At South 38th Street and South Yakima Avenue, lead artist Bob Henry pays homage to both the Northwest and the rich Vietnamese culture of the Lincoln District. The west wall of the Viet My gift shop is covered with leaping salmon. One is transparent, flying over a romantically-forested view of Mount Rainier; the others are stylized in Coast Salish style, leaping out of black-and-white into a bright red and off into the traffic of South 38th Street. Their bodies ruffle the jade-aqua water in the foreground that gives a visual nod to an Asian color palette.

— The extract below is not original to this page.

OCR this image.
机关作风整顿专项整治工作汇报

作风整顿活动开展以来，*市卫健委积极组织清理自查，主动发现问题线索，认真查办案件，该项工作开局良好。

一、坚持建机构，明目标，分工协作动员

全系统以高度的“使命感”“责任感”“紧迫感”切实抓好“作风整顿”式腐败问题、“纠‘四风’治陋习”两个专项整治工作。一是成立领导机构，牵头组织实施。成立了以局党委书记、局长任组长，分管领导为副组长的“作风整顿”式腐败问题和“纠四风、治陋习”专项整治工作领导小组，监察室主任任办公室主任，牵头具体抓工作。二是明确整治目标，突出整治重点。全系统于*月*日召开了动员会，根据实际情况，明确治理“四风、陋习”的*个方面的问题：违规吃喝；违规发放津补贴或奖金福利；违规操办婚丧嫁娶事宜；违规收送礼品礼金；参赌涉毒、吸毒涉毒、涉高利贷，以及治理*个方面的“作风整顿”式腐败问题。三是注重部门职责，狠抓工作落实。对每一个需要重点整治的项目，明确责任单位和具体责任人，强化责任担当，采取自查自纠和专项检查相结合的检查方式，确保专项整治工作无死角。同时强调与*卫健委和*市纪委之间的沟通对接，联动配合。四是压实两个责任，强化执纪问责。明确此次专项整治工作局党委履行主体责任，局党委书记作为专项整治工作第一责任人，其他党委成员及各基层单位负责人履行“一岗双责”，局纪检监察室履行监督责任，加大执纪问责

On East 60th Street, Chris Sharp has brought his sign-writing skills to the north wall of Earthwise Architectural Salvage, a big contrast from the graffiti murals that grace their other buildings. In case you didn’t know where you were, “East Tacoma” is written in big royal blue letters — except for an orange “S” – and floating around them on the buttery-yellow background are faded black objects like icons of what you might find inside the building material recycling shop: bathtubs, chairs, plants, even a duck. It’s the kind of mural that looks as if it’s been there forever, fitting perfectly with the vintage vibe of Earthwise.
That is now 27 murals created through the Murals Project, which will move to a biennial application-and-creation process this summer, seeing new murals painted next spring plus five new murals on the corner of Market and South 13th streets next month as part of the city’s Spaceworks program.
But the project is branching out from walls to traffic signal and utility boxes, with artists’ designs printed onto vinyl wraps that coat the otherwise-ugly metal boxes. Effective already in cities like Seattle, Olympia, Boise and Sequim, the project will see at least 10 boxes wrapped this year, according to arts commission staff member Naomi Strom-Avila. Like the murals, the box wraps are designed to enhance the city by adding art to infrastructure targeted by vandalism, to celebrate neighborhood identity and start community dialogue.
Meanwhile on the Hilltop, a partnership between the arts commission and the Tacoma Housing Authority has meant two cheerful, sophisticated new public art works that add to the beauty and functionality of a street corner of Bay Terrace Apartments, a new workforce housing development at South 27th and South G streets. Part of the Public Art: In Depth program, which trains established local artists to move into the public art sphere, the works inhabit both the vertical and horizontal space between the housing complex and the sidewalk, inviting both public and resident use.
Yuki Nakamura, a ceramic artist known for her subtly surreal objects, moves into abstract form and concrete to create “TransFORM,” a series of three curvy benches on the sidewalk. Blobby and biomorphic in shape, and striped with red, yellow and green against the gray of the concrete, they’re both cute and modern, and surprisingly comfortable, cradling your buttocks as you look at the wall art. On a supporting concrete wall, in “Sea Branches and Pearls,” Jennifer Wedderman has welded cold rolled steel into feathery tendrils emerging from an orange enameled body inspired by a leafy sea-dragon, one of the few animals whose males carry the babies. Dotting the dragon’s underside are round cast-glass “pearls” of blue-and-black splashes by Diane Hansen, recalling the sea, and the colors dialogue with the slate-blue, lime and rust palette of the apartments’ exterior.
“Together, these two artworks create a special, art-filled corner for the Bay Terrace community,” said arts administrator Amy McBride in the press release. “We are proud to partner with Tacoma Housing Authority to create beautiful places for people to live and thrive.”